Авсоний не выдержал и обернулся. В нескольких шагах от него двое здоровых парней во всю награждали друг друга увесистыми ударами. У одного из них кровь струилась из носа, но сдаваться, по всей видимости, он не собирался. Ему показалось странным то обстоятельство, что они удивительно похожи друг на друга. Не один Авсоний смотрел на драку. Многие посмеивались, наблюдая за ней. Никто и не пытался их разнять. Основательно помяв друг другу бока и не только, они разошлись в разные стороны. Возможно, Авсоний бы и не придал этому событию столь серьёзного значения, если бы некоторое время спустя не увидел их рядом. Оба сидели на корточках у кромки воды и смывали с лица кровь.
— А они совсем не обидчивые, — пробормотал под нос Авсоний, — пожалуй они могли бы пригодиться императору, особенно сейчас когда надо так много всего узнать и понять.
Он направился в их сторону и подошёл как раз в тот миг, когда один из них произнёс:
— Руку на старшего брата поднял, собака… — вслед за этими словами, один влепил второму звонкую пощёчину и тот не удержав равновесия полетел в воду. Подвергший внезапному нападению тут же поднялся и как ни в чём ни бывало, вернулся на прежнее место. Раздался громкий смех.
— Они мне нравятся всё больше и больше, — пробормотал Авсоний и уже громко добавил, — не поможете ли римлянину найти достойное место для вкушения пищи?
Глава 14
Авсоний всегда считал, что лучший способ завязать дружбу — это угостить нужного человека вкусной пищей. А существовала ли пища достойнее Луканской колбасы? Если и существовала, в этом городе ничего об этом не знали. Разместившись под навесом вместе со своими новыми друзьями, Авсоний с откровенным удовольствием наблюдал за действиями двух бородачей. Оба старались есть так медленно, как только могли. И потому, не сразу откусывали очередной кусок желанной колбасы. Каждый раз оказываясь у рта, колбаса проходила тщательный осмотр, потом становилась немного короче и возвращалась назад, в оловянное блюдо. Сам Авсоний, лишь попробовал её на вкус. Как он и предполагал, вкус ничем не напоминал то лакомство которое подавали в Риме.
Пока они ели, он успел узнать, что одного из них зовут «Пётр», а второго «Павел». Их отец дал им эти имена в честь апостолов Петра и Павла. Последнее и упоминать не стоило, ибо и так было ясно. Но Авсоний не мешал им говорить.

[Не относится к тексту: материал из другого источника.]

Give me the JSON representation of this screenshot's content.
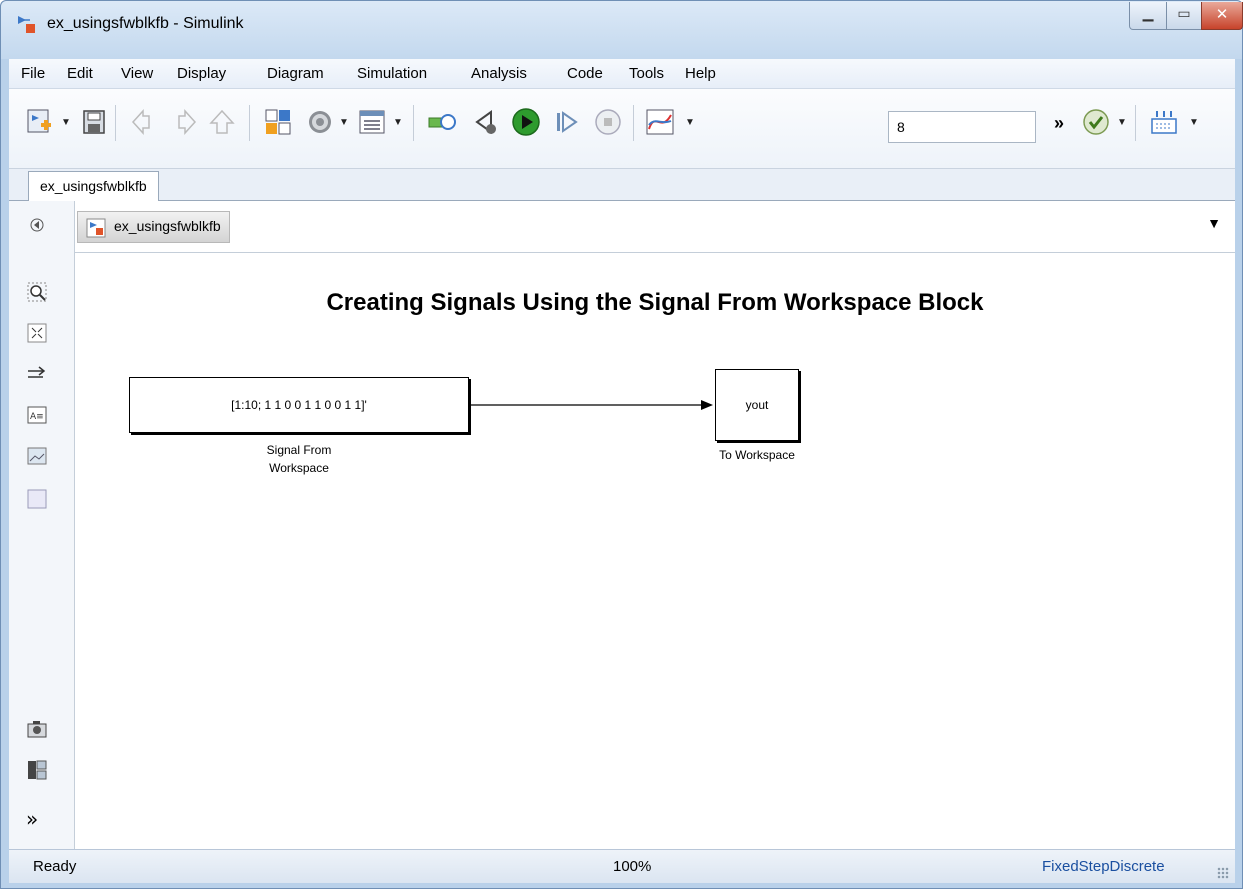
{
  "window": {
    "title": "ex_usingsfwblkfb - Simulink"
  },
  "menu": [
    "File",
    "Edit",
    "View",
    "Display",
    "Diagram",
    "Simulation",
    "Analysis",
    "Code",
    "Tools",
    "Help"
  ],
  "toolbar": {
    "stop_time": "8",
    "more_label": "»"
  },
  "tab": {
    "label": "ex_usingsfwblkfb"
  },
  "address": {
    "path": "ex_usingsfwblkfb"
  },
  "diagram": {
    "title": "Creating Signals Using the Signal From Workspace Block",
    "source_block": {
      "value": "[1:10; 1 1 0 0 1 1 0 0 1 1]'",
      "label_line1": "Signal From",
      "label_line2": "Workspace"
    },
    "sink_block": {
      "value": "yout",
      "label": "To Workspace"
    }
  },
  "status": {
    "ready": "Ready",
    "zoom": "100%",
    "solver": "FixedStepDiscrete"
  },
  "colors": {
    "title_bar": "#c3d8ee",
    "run_green": "#2e9b2e",
    "solver_link": "#1a4fa0"
  }
}
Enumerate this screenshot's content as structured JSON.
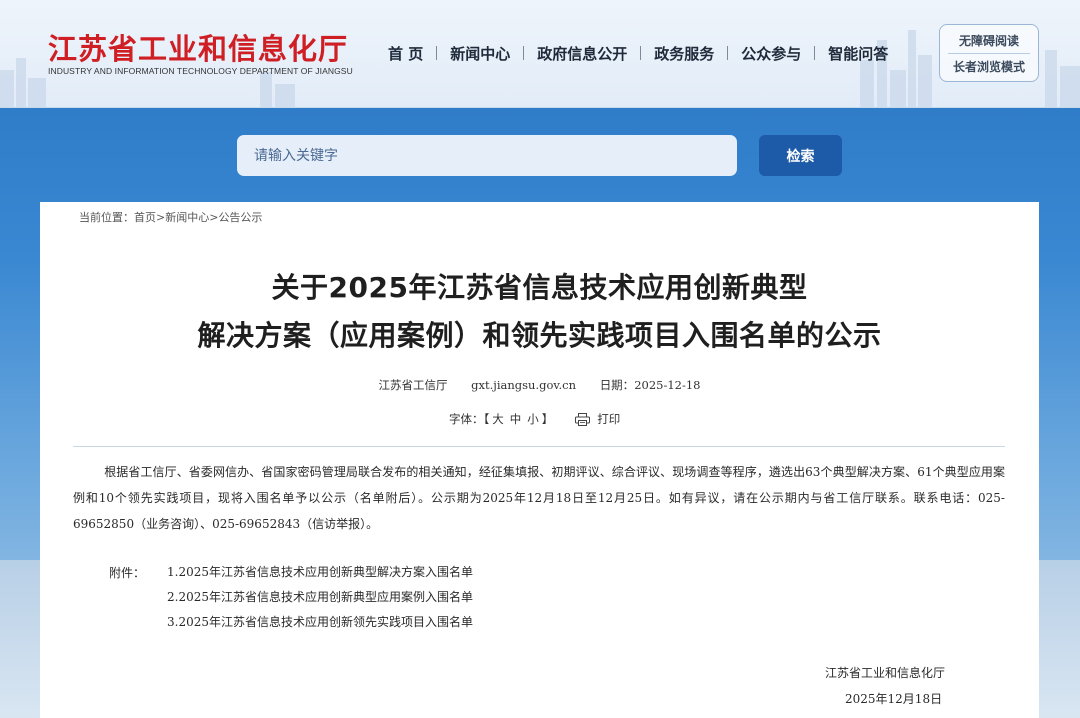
{
  "header": {
    "logo_cn": "江苏省工业和信息化厅",
    "logo_en": "INDUSTRY AND INFORMATION TECHNOLOGY DEPARTMENT OF JIANGSU",
    "nav": [
      "首 页",
      "新闻中心",
      "政府信息公开",
      "政务服务",
      "公众参与",
      "智能问答"
    ],
    "accessibility": {
      "barrier_free": "无障碍阅读",
      "elder_mode": "长者浏览模式"
    }
  },
  "search": {
    "placeholder": "请输入关键字",
    "button": "检索"
  },
  "breadcrumb": {
    "prefix": "当前位置：",
    "items": [
      "首页",
      "新闻中心",
      "公告公示"
    ],
    "separator": ">"
  },
  "article": {
    "title_line1": "关于2025年江苏省信息技术应用创新典型",
    "title_line2": "解决方案（应用案例）和领先实践项目入围名单的公示",
    "source": "江苏省工信厅",
    "site": "gxt.jiangsu.gov.cn",
    "date_label": "日期：",
    "date": "2025-12-18",
    "font_label": "字体：【",
    "font_sizes": [
      "大",
      "中",
      "小"
    ],
    "font_close": "】",
    "print_label": "打印",
    "body": "根据省工信厅、省委网信办、省国家密码管理局联合发布的相关通知，经征集填报、初期评议、综合评议、现场调查等程序，遴选出63个典型解决方案、61个典型应用案例和10个领先实践项目，现将入围名单予以公示（名单附后）。公示期为2025年12月18日至12月25日。如有异议，请在公示期内与省工信厅联系。联系电话：025-69652850（业务咨询）、025-69652843（信访举报）。",
    "attachment_label": "附件：",
    "attachments": [
      "1.2025年江苏省信息技术应用创新典型解决方案入围名单",
      "2.2025年江苏省信息技术应用创新典型应用案例入围名单",
      "3.2025年江苏省信息技术应用创新领先实践项目入围名单"
    ],
    "signature": "江苏省工业和信息化厅",
    "signature_date": "2025年12月18日"
  },
  "colors": {
    "brand_red": "#cf1f24",
    "button_blue": "#1d5aa8",
    "band_blue": "#2f7cc9"
  }
}
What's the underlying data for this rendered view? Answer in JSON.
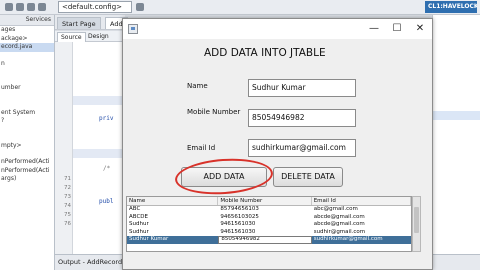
{
  "ide": {
    "run_config": "<default.config>",
    "badge": "CL1:HAVELOCKPAT",
    "left_panel_title": "Services",
    "left_items": [
      "ages",
      "ackage>",
      "ecord.java",
      "",
      "",
      "n",
      "",
      "",
      "",
      "umber",
      "",
      "",
      "ent System",
      "",
      "?",
      "",
      "",
      "mpty>",
      "",
      "nPerformed(Acti",
      "nPerformed(Acti",
      "args)"
    ],
    "tabs": [
      "Start Page",
      "Add"
    ],
    "source_tab": "Source",
    "design_tab": "Design",
    "gutter_numbers": [
      "",
      "",
      "",
      "",
      "",
      "",
      "",
      "",
      "",
      "",
      "",
      "",
      "",
      "",
      "",
      "",
      "71",
      "72",
      "73",
      "74",
      "75",
      "76"
    ],
    "code_words": {
      "priv": "priv",
      "public": "publ",
      "comment": "/*"
    },
    "output_title": "Output - AddRecord (ru"
  },
  "window": {
    "title_controls": {
      "minimize": "—",
      "maximize": "☐",
      "close": "✕"
    },
    "heading": "ADD DATA INTO JTABLE",
    "name_label": "Name",
    "name_value": "Sudhur Kumar",
    "mobile_label": "Mobile Number",
    "mobile_value": "85054946982",
    "email_label": "Email Id",
    "email_value": "sudhirkumar@gmail.com",
    "add_button": "ADD DATA",
    "delete_button": "DELETE DATA"
  },
  "table": {
    "headers": [
      "Name",
      "Mobile Number",
      "Email Id"
    ],
    "rows": [
      [
        "ABC",
        "85794656103",
        "abc@gmail.com"
      ],
      [
        "ABCDE",
        "94656103025",
        "abcde@gmail.com"
      ],
      [
        "Sudhur",
        "9461561030",
        "abcde@gmail.com"
      ],
      [
        "Sudhur",
        "9461561030",
        "sudhir@gmail.com"
      ],
      [
        "Sudhur Kumar",
        "85054946982",
        "sudhirkumar@gmail.com"
      ]
    ],
    "selected_row": 4
  },
  "colors": {
    "annotation_circle": "#d8322a",
    "selection": "#3f6f99"
  }
}
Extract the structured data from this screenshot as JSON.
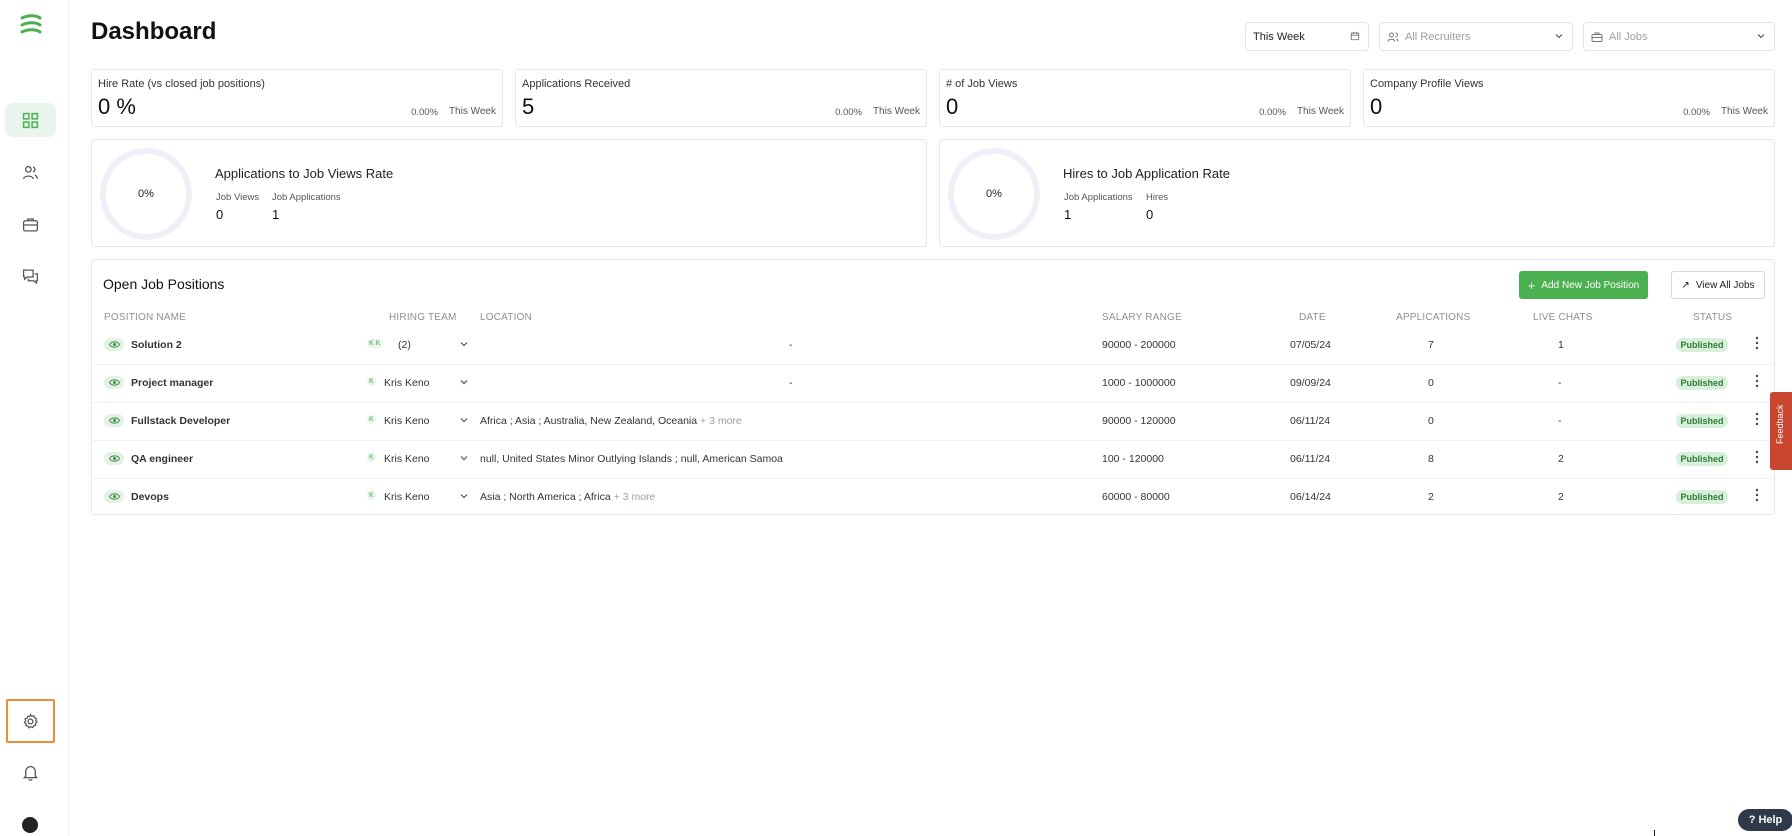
{
  "page": {
    "title": "Dashboard"
  },
  "filters": {
    "date": "This Week",
    "recruiters": "All Recruiters",
    "jobs": "All Jobs"
  },
  "kpis": [
    {
      "label": "Hire Rate (vs closed job positions)",
      "value": "0 %",
      "change": "0.00%",
      "period": "This Week"
    },
    {
      "label": "Applications Received",
      "value": "5",
      "change": "0.00%",
      "period": "This Week"
    },
    {
      "label": "# of Job Views",
      "value": "0",
      "change": "0.00%",
      "period": "This Week"
    },
    {
      "label": "Company Profile Views",
      "value": "0",
      "change": "0.00%",
      "period": "This Week"
    }
  ],
  "rates": [
    {
      "ring": "0%",
      "title": "Applications to Job Views Rate",
      "a_label": "Job Views",
      "a_value": "0",
      "b_label": "Job Applications",
      "b_value": "1"
    },
    {
      "ring": "0%",
      "title": "Hires to Job Application Rate",
      "a_label": "Job Applications",
      "a_value": "1",
      "b_label": "Hires",
      "b_value": "0"
    }
  ],
  "jobs": {
    "title": "Open Job Positions",
    "add_button": "Add New Job Position",
    "view_all_button": "View All Jobs",
    "headers": [
      "POSITION NAME",
      "HIRING TEAM",
      "LOCATION",
      "SALARY RANGE",
      "DATE",
      "APPLICATIONS",
      "LIVE CHATS",
      "STATUS"
    ],
    "rows": [
      {
        "name": "Solution 2",
        "team_avatar": "K K",
        "team": "(2)",
        "location": "",
        "location_dash": "-",
        "more": "",
        "salary": "90000 - 200000",
        "date": "07/05/24",
        "applications": "7",
        "chats": "1",
        "status": "Published"
      },
      {
        "name": "Project manager",
        "team_avatar": "K",
        "team": "Kris Keno",
        "location": "",
        "location_dash": "-",
        "more": "",
        "salary": "1000 - 1000000",
        "date": "09/09/24",
        "applications": "0",
        "chats": "-",
        "status": "Published"
      },
      {
        "name": "Fullstack Developer",
        "team_avatar": "K",
        "team": "Kris Keno",
        "location": "Africa ; Asia ; Australia, New Zealand, Oceania",
        "location_dash": "",
        "more": "+ 3 more",
        "salary": "90000 - 120000",
        "date": "06/11/24",
        "applications": "0",
        "chats": "-",
        "status": "Published"
      },
      {
        "name": "QA engineer",
        "team_avatar": "K",
        "team": "Kris Keno",
        "location": "null, United States Minor Outlying Islands ; null, American Samoa",
        "location_dash": "",
        "more": "",
        "salary": "100 - 120000",
        "date": "06/11/24",
        "applications": "8",
        "chats": "2",
        "status": "Published"
      },
      {
        "name": "Devops",
        "team_avatar": "K",
        "team": "Kris Keno",
        "location": "Asia ; North America ; Africa",
        "location_dash": "",
        "more": "+ 3 more",
        "salary": "60000 - 80000",
        "date": "06/14/24",
        "applications": "2",
        "chats": "2",
        "status": "Published"
      }
    ]
  },
  "widgets": {
    "feedback": "Feedback",
    "help": "Help"
  },
  "sidebar": {
    "icons": [
      "dashboard-grid-icon",
      "candidates-people-icon",
      "jobs-briefcase-icon",
      "messages-chat-icon",
      "settings-gear-icon",
      "notifications-bell-icon",
      "profile-avatar-icon"
    ]
  },
  "colors": {
    "accent": "#4caf50",
    "status_bg": "#d8efdb",
    "settings_highlight": "#f08b3a",
    "feedback": "#c8452f"
  }
}
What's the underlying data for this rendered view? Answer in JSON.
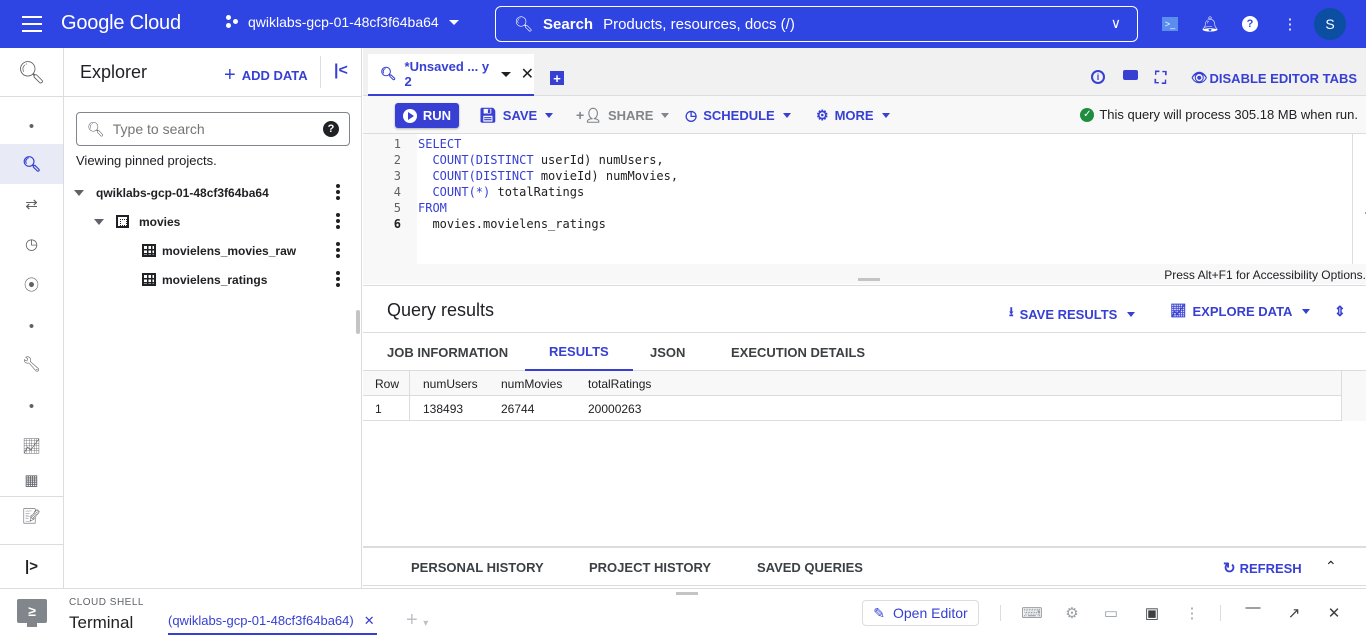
{
  "topbar": {
    "logo": "Google Cloud",
    "project": "qwiklabs-gcp-01-48cf3f64ba64",
    "search_label": "Search",
    "search_placeholder": "Products, resources, docs (/)",
    "avatar_initial": "S",
    "brand_color": "#2e44e3"
  },
  "explorer": {
    "title": "Explorer",
    "add_data": "ADD DATA",
    "search_placeholder": "Type to search",
    "viewing_text": "Viewing pinned projects.",
    "tree": [
      {
        "label": "qwiklabs-gcp-01-48cf3f64ba64",
        "type": "project"
      },
      {
        "label": "movies",
        "type": "dataset"
      },
      {
        "label": "movielens_movies_raw",
        "type": "table"
      },
      {
        "label": "movielens_ratings",
        "type": "table"
      }
    ]
  },
  "editor": {
    "tab_label": "*Unsaved ... y 2",
    "toolbar": {
      "run": "RUN",
      "save": "SAVE",
      "share": "SHARE",
      "schedule": "SCHEDULE",
      "more": "MORE",
      "disable_tabs": "DISABLE EDITOR TABS"
    },
    "validation": "This query will process 305.18 MB when run.",
    "lines": [
      {
        "n": "1",
        "kw": "SELECT",
        "rest": ""
      },
      {
        "n": "2",
        "kw": "  COUNT(DISTINCT",
        "rest": " userId) numUsers,"
      },
      {
        "n": "3",
        "kw": "  COUNT(DISTINCT",
        "rest": " movieId) numMovies,"
      },
      {
        "n": "4",
        "kw": "  COUNT(*)",
        "rest": " totalRatings"
      },
      {
        "n": "5",
        "kw": "FROM",
        "rest": ""
      },
      {
        "n": "6",
        "kw": "",
        "rest": "  movies.movielens_ratings"
      }
    ],
    "accessibility_hint": "Press Alt+F1 for Accessibility Options."
  },
  "results": {
    "title": "Query results",
    "save_results": "SAVE RESULTS",
    "explore_data": "EXPLORE DATA",
    "tabs": [
      "JOB INFORMATION",
      "RESULTS",
      "JSON",
      "EXECUTION DETAILS"
    ],
    "active_tab": "RESULTS",
    "columns": [
      "Row",
      "numUsers",
      "numMovies",
      "totalRatings"
    ],
    "rows": [
      [
        "1",
        "138493",
        "26744",
        "20000263"
      ]
    ]
  },
  "history": {
    "tabs": [
      "PERSONAL HISTORY",
      "PROJECT HISTORY",
      "SAVED QUERIES"
    ],
    "refresh": "REFRESH"
  },
  "cloud_shell": {
    "label": "CLOUD SHELL",
    "terminal": "Terminal",
    "tab": "(qwiklabs-gcp-01-48cf3f64ba64)",
    "open_editor": "Open Editor"
  }
}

Говорили оба мало, при этом умудряясь, перебивать друг друга. Пётр был старшим. Ему исполнилось двадцать пять лет. Он был на три года старше Павла, которого обозвал «женщиной». И обозвал совершенно незаслуженно, так как младший брат превосходил его как ростом, так и сложением.
— 22 динария за одну колбасу, — раздался над ухом Авсония голос хозяина заведения.